De mon point de vue, Flickr est un site de stockage et partage de photos très travaillé, où le contenu est indubitablement soigné et très organisé, parfait pour plaire aux amateurs de l'art de la photographie. On peut non seulement créer ses albums, et y ajouter tous les clichés qui sont à notre goût, mais aussi poster nos propres photos. Néanmoins, ce n'est pas un site que je visiterais régulièrement, utilisant déjà des sites de partage de photos (Pinterest et We heart it) qui me satisfont amplement.

Note critique vidéo : Information R/evolution

La vidéo intitulée «Information R/evolution» a été mise en ligne sur l'hébergeur de vidéos Youtube le 12 Octobre 2007 par Michael Wesch. Au travers de cette vidéo, nous en apprenons plus sur l'organisation de l'Information, et son évolution au cours du temps.

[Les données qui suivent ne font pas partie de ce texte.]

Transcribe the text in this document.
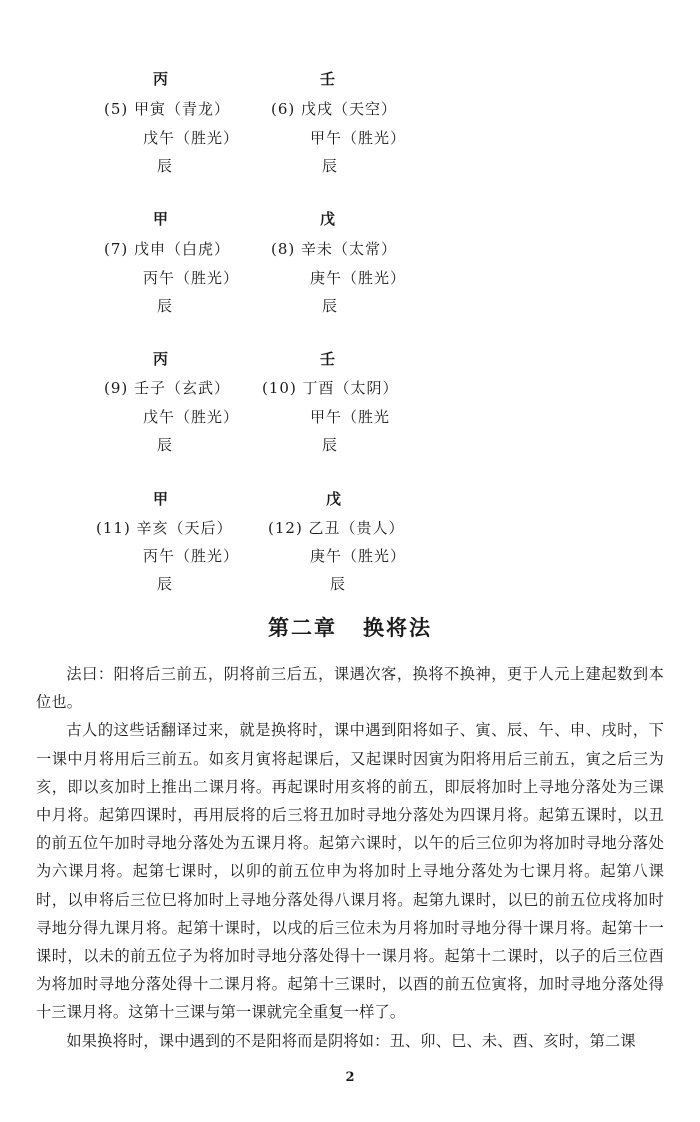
丙
(5) 甲寅（青龙）
戊午（胜光）
辰
壬
(6) 戊戌（天空）
甲午（胜光）
辰
甲
(7) 戊申（白虎）
丙午（胜光）
辰
戊
(8) 辛未（太常）
庚午（胜光）
辰
丙
(9) 壬子（玄武）
戊午（胜光）
辰
壬
(10) 丁酉（太阴）
甲午（胜光
辰
甲
(11) 辛亥（天后）
丙午（胜光）
辰
戊
(12) 乙丑（贵人）
庚午（胜光）
辰
第二章 换将法

法曰：阳将后三前五，阴将前三后五，课遇次客，换将不换神，更于人元上建起数到本位也。

古人的这些话翻译过来，就是换将时，课中遇到阳将如子、寅、辰、午、申、戌时，下一课中月将用后三前五。如亥月寅将起课后，又起课时因寅为阳将用后三前五，寅之后三为亥，即以亥加时上推出二课月将。再起课时用亥将的前五，即辰将加时上寻地分落处为三课中月将。起第四课时，再用辰将的后三将丑加时寻地分落处为四课月将。起第五课时，以丑的前五位午加时寻地分落处为五课月将。起第六课时，以午的后三位卯为将加时寻地分落处为六课月将。起第七课时，以卯的前五位申为将加时上寻地分落处为七课月将。起第八课时，以申将后三位巳将加时上寻地分落处得八课月将。起第九课时，以巳的前五位戌将加时寻地分得九课月将。起第十课时，以戌的后三位未为月将加时寻地分得十课月将。起第十一课时，以未的前五位子为将加时寻地分落处得十一课月将。起第十二课时，以子的后三位酉为将加时寻地分落处得十二课月将。起第十三课时，以酉的前五位寅将，加时寻地分落处得十三课月将。这第十三课与第一课就完全重复一样了。

如果换将时，课中遇到的不是阳将而是阴将如：丑、卯、巳、未、酉、亥时，第二课

2
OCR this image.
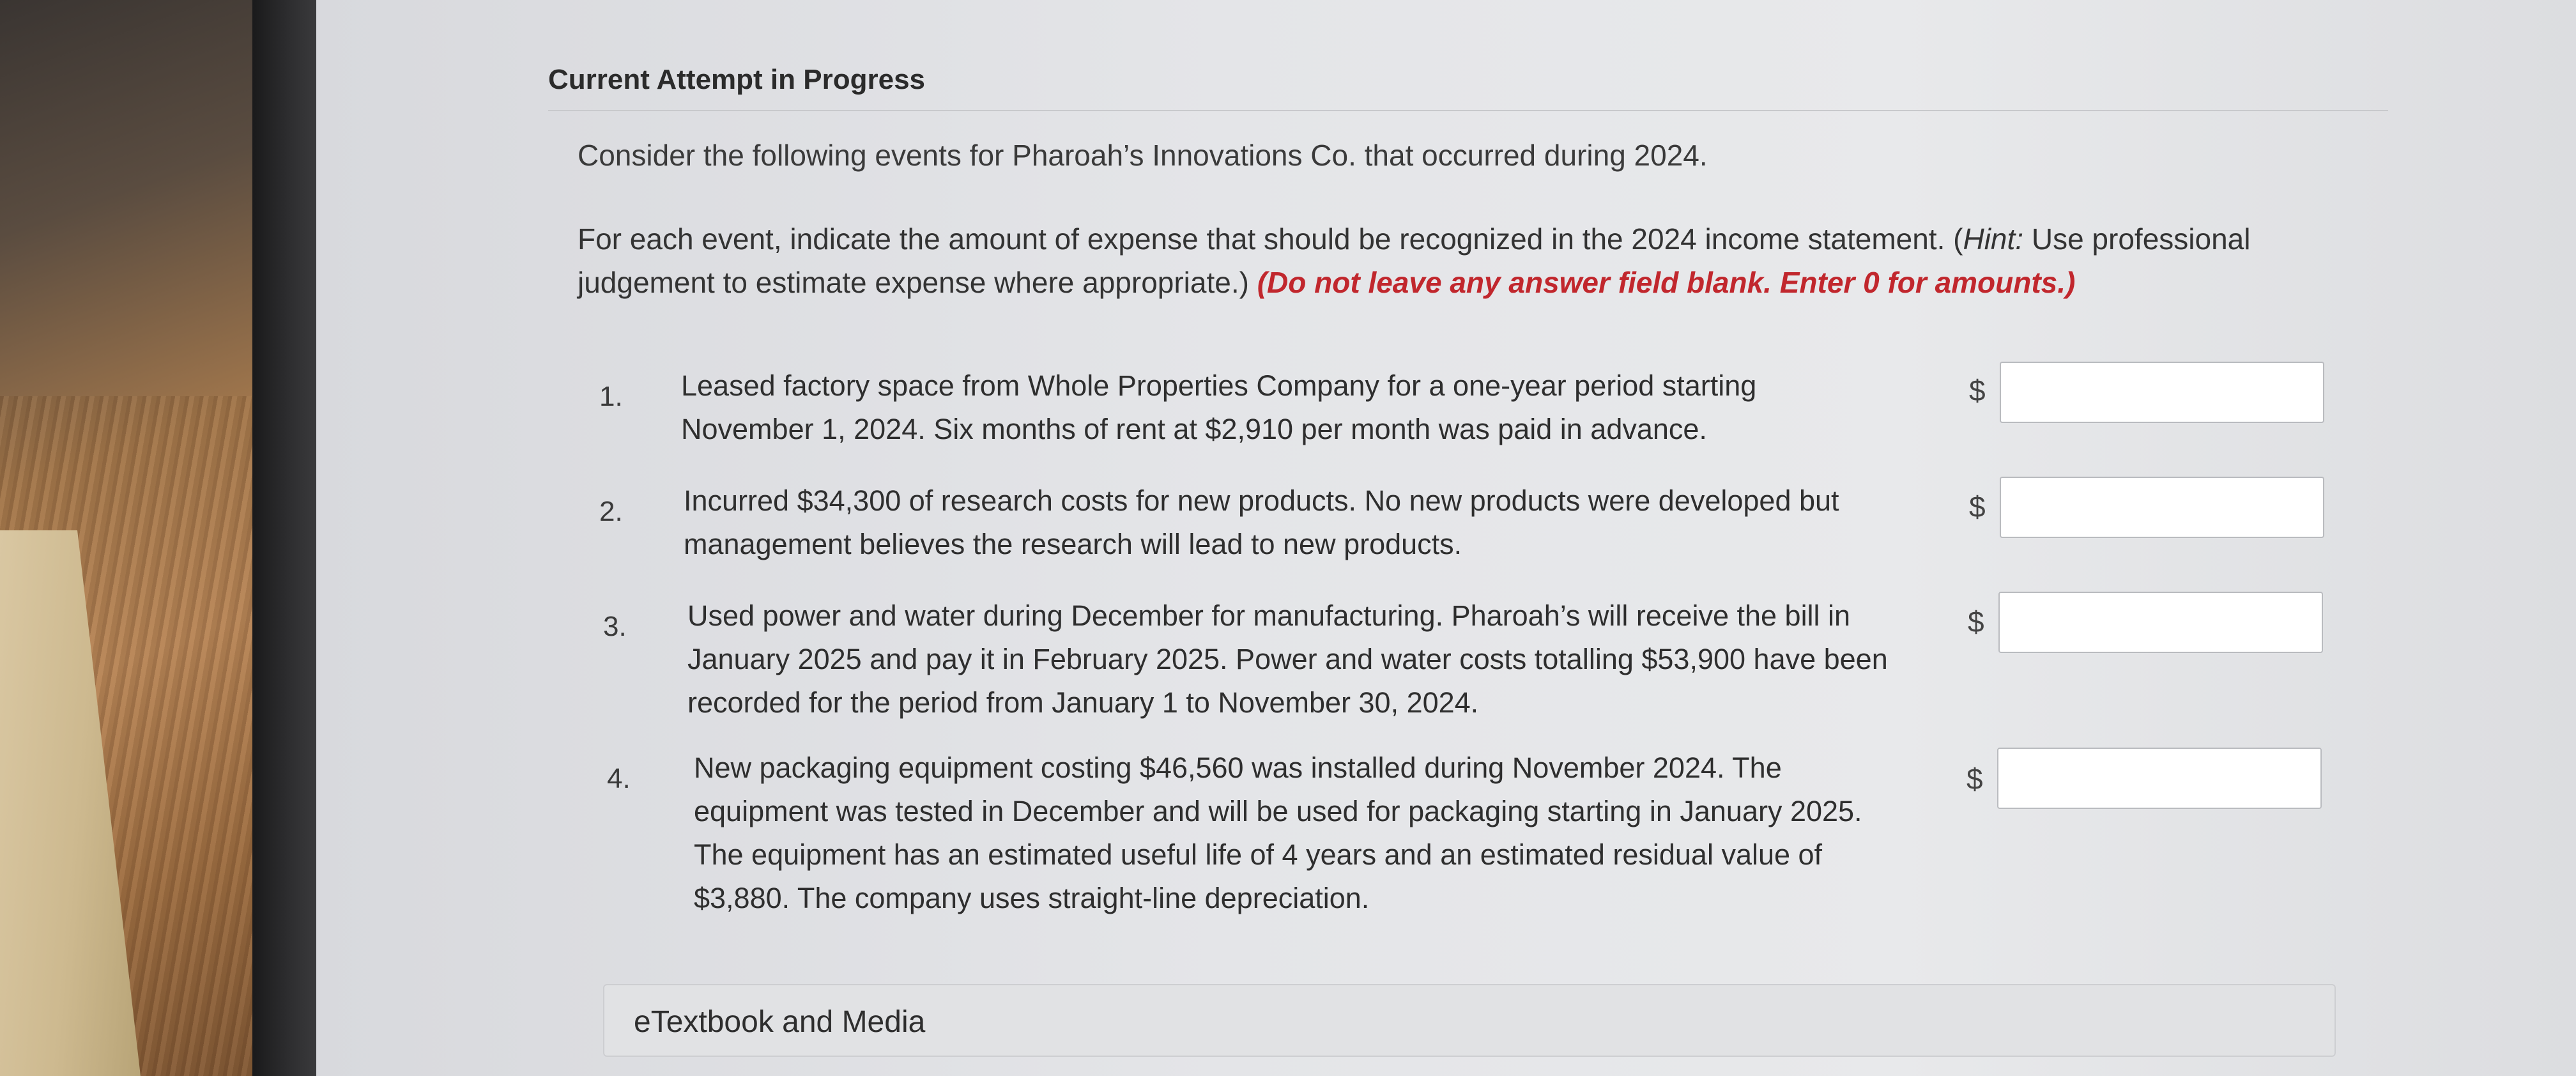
Current Attempt in Progress
Consider the following events for Pharoah’s Innovations Co. that occurred during 2024.
For each event, indicate the amount of expense that should be recognized in the 2024 income statement. (Hint: Use professional judgement to estimate expense where appropriate.) (Do not leave any answer field blank. Enter 0 for amounts.)
1. Leased factory space from Whole Properties Company for a one-year period starting November 1, 2024. Six months of rent at $2,910 per month was paid in advance.
$
2. Incurred $34,300 of research costs for new products. No new products were developed but management believes the research will lead to new products.
$
3. Used power and water during December for manufacturing. Pharoah’s will receive the bill in January 2025 and pay it in February 2025. Power and water costs totalling $53,900 have been recorded for the period from January 1 to November 30, 2024.
$
4. New packaging equipment costing $46,560 was installed during November 2024. The equipment was tested in December and will be used for packaging starting in January 2025. The equipment has an estimated useful life of 4 years and an estimated residual value of $3,880. The company uses straight-line depreciation.
$
eTextbook and Media
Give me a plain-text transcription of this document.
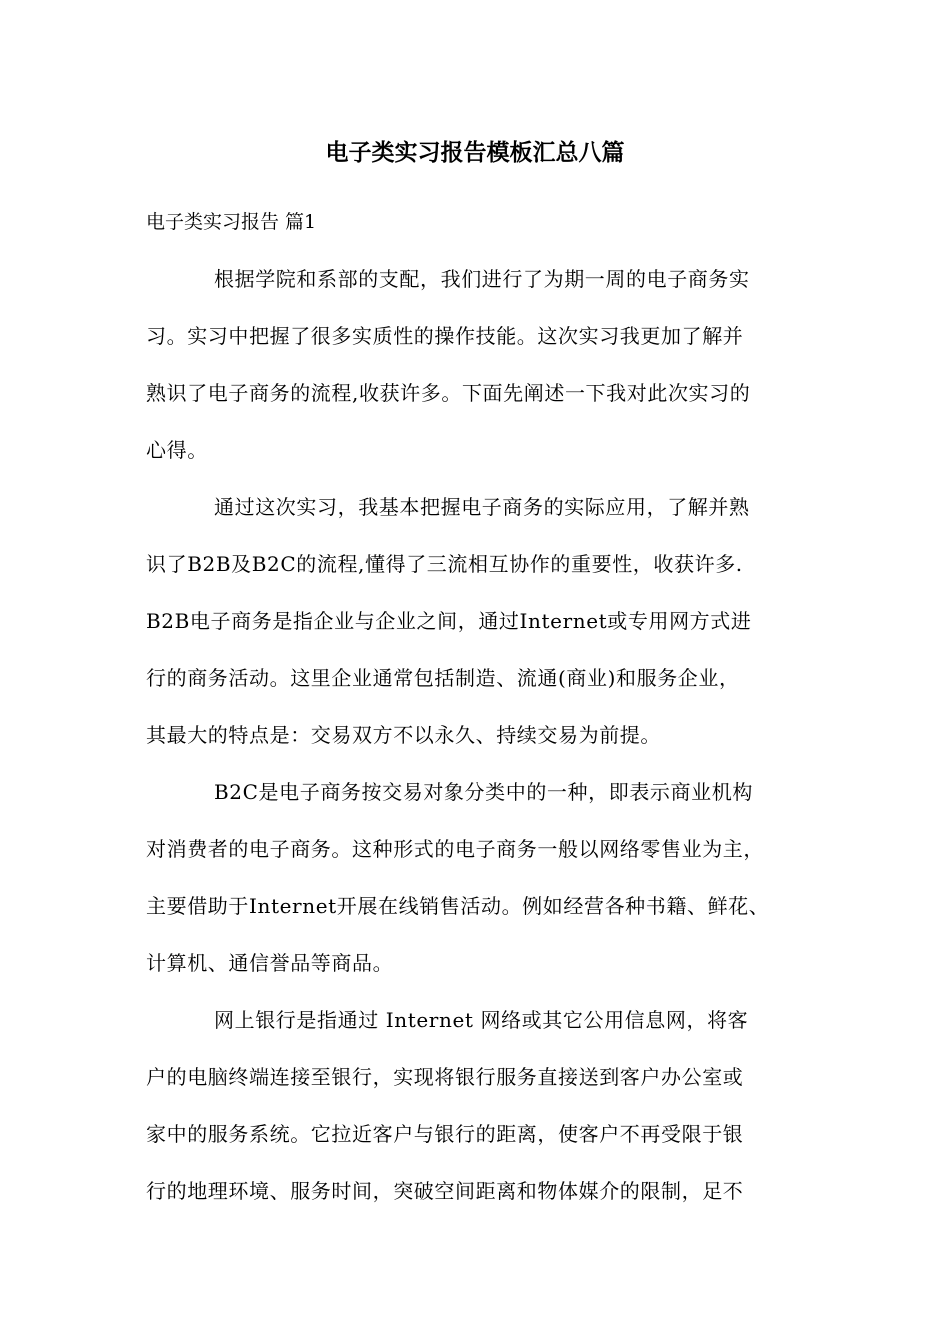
电子类实习报告模板汇总八篇
电子类实习报告 篇1
根据学院和系部的支配，我们进行了为期一周的电子商务实
习。实习中把握了很多实质性的操作技能。这次实习我更加了解并
熟识了电子商务的流程,收获许多。下面先阐述一下我对此次实习的
心得。
通过这次实习，我基本把握电子商务的实际应用，了解并熟
识了B2B及B2C的流程,懂得了三流相互协作的重要性，收获许多.
B2B电子商务是指企业与企业之间，通过Internet或专用网方式进
行的商务活动。这里企业通常包括制造、流通(商业)和服务企业，
其最大的特点是：交易双方不以永久、持续交易为前提。
B2C是电子商务按交易对象分类中的一种，即表示商业机构
对消费者的电子商务。这种形式的电子商务一般以网络零售业为主，
主要借助于Internet开展在线销售活动。例如经营各种书籍、鲜花、
计算机、通信誉品等商品。
网上银行是指通过 Internet 网络或其它公用信息网，将客
户的电脑终端连接至银行，实现将银行服务直接送到客户办公室或
家中的服务系统。它拉近客户与银行的距离，使客户不再受限于银
行的地理环境、服务时间，突破空间距离和物体媒介的限制，足不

De manière générale, l'Information est considérée comme un objet. Il est alors catégorisé de manière logique afin permettre un accès simple et rapide en cas de besoin, sans s'y perdre dans la masse infinie de données qui sont conservées par l'Homme. Par le passé, le système d'enregistrement des informations se faisait sur papier (fiches, livres, dossiers, photos, croquis, maquettes...). Mais procéder d'une telle manière demande de la maîtrise et des capacités, afin de s'y retrouver et de ne rien égarer. L'exemple le plus simple se trouve dans les bibliothèques. Autrefois, des fiches sur chaque livre, périodique ou document était conservées par chaque bibliothèque, pour justifier de ce qu'elle possédait. Mais le système n'était pas des plus aisé à exploiter. Puis vint le numérique. Toutes les informations furent alors transférées au même endroit, stockées de manière virtuelle. En opposition au système papier des fiches, la vidéo nous explique qu'il existe différentes façons d'enregistrer une information à l'aide du numérique. Il n'y a plus de limites matérielles. Toutes sortes de catégories d'informations se retrouvent stockées en ligne, et elles deviennent ainsi accessibles à tout le monde (plus seulement aux experts), partout. Sur internet, chacun peut être acteur du partage de l'Information, car il n'y a plus besoin de systèmes complexes pour ranger la quantité phénoménale d'informations. Des milliards de pages se retrouvent indexées, et apparaissent même en ne rentrant qu'un seul mot (ou même une lettre) dans un moteur de recherche (exemple : Yahoo).
Les progrès de la Science en matière de numérique sont loin d'être terminés. Sans les contraintes matérielles et avec un accès illimité, toute personne est susceptible de pouvoir contribuer à la collecte et au partage de l'Information. Il s'agit d'un mode de recherche, stockage, partage, sélection, et de critique du Savoir, vaste et libre, en constante évolution.